– Я, такая-то, абсолютно и совершенно отказываюсь и отрекаюсь от всякого прежнего принца и суверена, – проартикулировала я (такая-то) деревянными губами.

Поскольку покамест по причине блаженного дипломатического двурушничества мой прежний паспорт и право наведываться в иную страну никто у меня не отбирал, формула об отчуждаемом мною принце-суверене была облачной грядой, чем-то вроде каналов города Лоуэлла, утративших век назад свое прямое предназначение, – формула была пуста и просторна, но то ли я к ней привязалась, то ли она ко мне, не могла перестать повторять эти разительные слова:

abjure abjure

Судья предложил поздравить с превращением близсидящих мы с чучелком развернулись друг к другу – как волки с негнущимися шеями сразу всем туловом – и посмотрели друг на друга, так как мой китаец и не думал ни улыбаться, ни молвить слово, то и мне это показалось излишним, мы сурово кивнули друг другу, ну что, мол, друг друга таким образом отразили и на том разошлись.

Засунув в карман бумажный на занозистой палочке американский флажок, вручённый мне сумрачным школьником, и аттестат о натурализации, я отправилась пить кофе.

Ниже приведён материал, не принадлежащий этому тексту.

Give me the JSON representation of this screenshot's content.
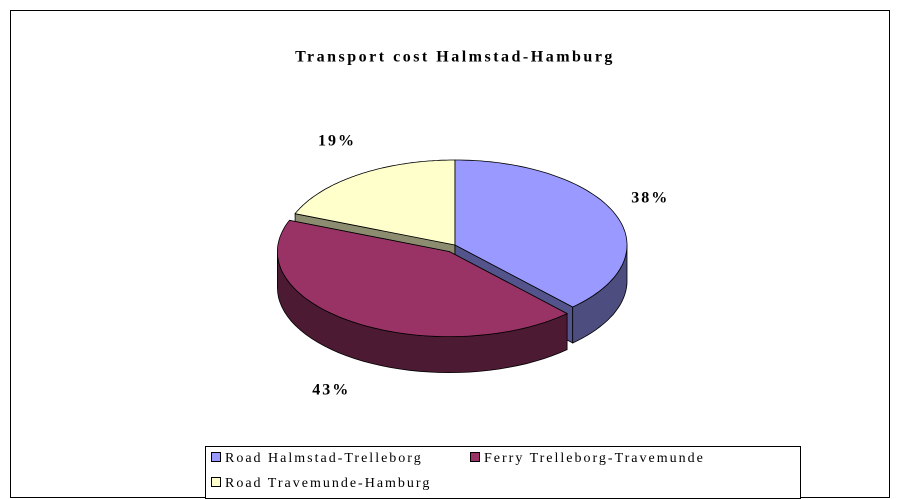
{
  "chart_data": {
    "type": "pie",
    "title": "Transport cost Halmstad-Hamburg",
    "categories": [
      "Road Halmstad-Trelleborg",
      "Ferry Trelleborg-Travemunde",
      "Road Travemunde-Hamburg"
    ],
    "values": [
      38,
      43,
      19
    ],
    "value_labels": [
      "38%",
      "43%",
      "19%"
    ],
    "colors": [
      "#9999ff",
      "#993366",
      "#ffffcc"
    ]
  }
}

Вероятно, это идея пришла в голову не мне одной, так как официантка спросила меня участливо:

– Натурализовались? И что, что-нибудь изменилось?

Я жалко улыбнулась в попытке изловчиться и изречь что-нибудь возвышенное, но она, не ожидая ответа, продолжила:

– Вот я тут замуж впервые вышла и всё себя спрашиваю: что, ну что изменилось? Ей было лет шестьдесят, у неё был именно такой, вроде тыквенного хвостика, седенький пучок, к которым был столь неравнодушен писатель Достоевский.

До поезда оставалось два часа, и их следовало убить. Чаще всего я использую для этого проверенный безжалостный метод – отправляюсь в местный музей изящных искусств. Опыт подсказывает, что таковой найдётся везде, в каждом городишке есть морг, банк и музей, в каждом музее меня поджидает замусоленная открытка, бледный (или, напротив, совсем тёмный) слепок сокровища.

Не может же Лоуэлл быть исключением!

Мимо каналов с полной талого снега коричневой водой, мимо кирпичных корпусов с заколоченными окнами, мимо трамвайных путей я отправилась на поиски своего музея. Путь мой, каким бы недоброкачественным сентиментализирующим упрощением ни казалось это мнемоничексое движение, был неотличим от бредения/бреда, скажем, вдоль Обводного канала, скажем, в сторону фабрики «Красный треугольник», скажем, в конце зимы – то есть в мае. Когда мне довелось проходить мимо этой фабрики в последний раз, я поддалась влечению сердца и зашла в магазин-салон, где продавались, что же ещё, резиновые сапоги и галоши (рифмуется с крокодильими детьми), но были они с репродукциями картин мастеров. С галоши на вас по(д)сматривала блядовитая косенькая незнакомка Крамского, по(д)мигивали безглазые пейзаны Кандинского, крутились жуткие мельницы Ван Гога… Сопротивляться соблазну было выше сил человеческих, и я уже почти решилась на приобретение пейзажных галош с удвоенным ржавым прудиком капризника и проказника Левитана, как вопль и клёкот фурии «не меряй! запачкаешь! покупай как знаешь!» заставил меня отшатнуться и бежать прочь обратно к ледяному каналу.

После нескольких сеансов диалектической топографии с сонными аборигенами Лоуэлла мне удалось вычислить ту единственную старуху с таксой в шапке с помпоном, которым была ведома тайна музея – бледно-голубого деревянного дома напротив парковки. Обойдя его раза четыре, я различила живую входную дверь, и рванув её, ошеломила школьницу, сидящую на полу в наушниках. Она получила свой доллар, и я ринулась навстречу постоянной экспозиции.